Somali President Sharif Sheikh Ahmed's convoy was attacked during a rare trip outside Mogadishu [AFP]
Somali President Sharif Sheikh Ahmed has escaped unscathed from an ambush by al-Shabab fighters during a visit to the al-Qaeda-linked group's former stronghold of Afgoye.
Ahmed was making a rare trip out of Mogadishu on Tuesday when the convoy was attacked by gunmen in the Afgoye corridor, a key road about 30km north of the capital.
Two Somali soldiers were wounded in the attack but Ahmed was able to continue his trip, a Somali security official said.
"Desperate terrorist militants tried to disturb the visit of the president [to] the Afgoye corridor by ambushing his convoy, but security forces repulsed them," said Mohamed Moalim. "The president is well and continued his trip smoothly."
The armoured convoy was guarded by African Union troops and Somali government soldiers, who seized Afgoye last week after a four-day battle.
A pro-Shabab website said its fighters had carried out the attack against "the head of the enemy" and that Sharif had been saved after he was "surrounded by African Union troops and white gunmen for his safety".
The loss of Afgoye, which controls key roads north of the capital, was another major blow for al-Shabab which has been on the back foot for several months despite launching a wave of guerrilla attacks.

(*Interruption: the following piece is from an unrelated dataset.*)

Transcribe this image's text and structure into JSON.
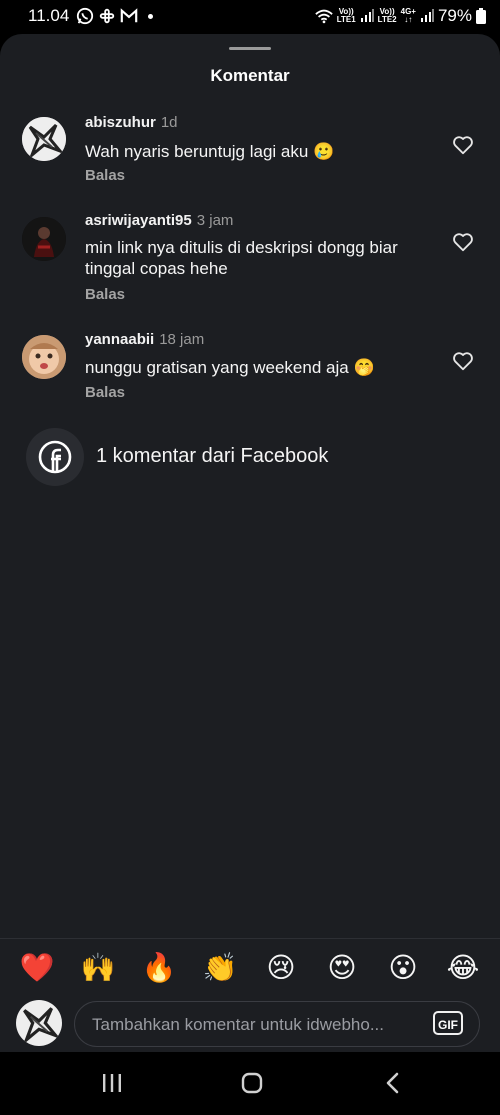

Although it controls large parts of southern Somalia, regional armies and government troops have been regaining territory, with AU forces in Mogadishu, Ethiopian soldiers in the south and west, and Kenyan troops with the AU in the south.
Warships 'repulsed'
In the port town of Kismayo, the group's last major bastion, al-Shabab said its fighters had exchanged gunfire with warships.
"The mujahideen fighters opened fire and repulsed two military ships that approached the coast of Kismayo, they were coming close to the coast when they were attacked," said Sheikh Hassan Yaqub, an al-Shabab official in Kismayo.
"They have sped away from the coastal areas after the shooting and they are not there anymore," Yaqub added.
"Those war vessels also returned fire," he said, adding that a boy had been wounded in a neighbourhood close to the shore, but that no other casualties had been reported.
Several foreign navies operate anti-piracy patrols off the coast of the Horn of Africa nation.
Kenyan army spokesman Colonel Cyrus Oguna said there were "naval patrols close to Kismayo", but could not confirm if Kenyan vessels were those involved in the clashes.
Nine warships in a European Union naval force are currently deployed off Somalia by France, Germany, Spain, Portugal, Italy and the Netherlands. But the force is deployed to tackle piracy rather than to fight against al-Shabab.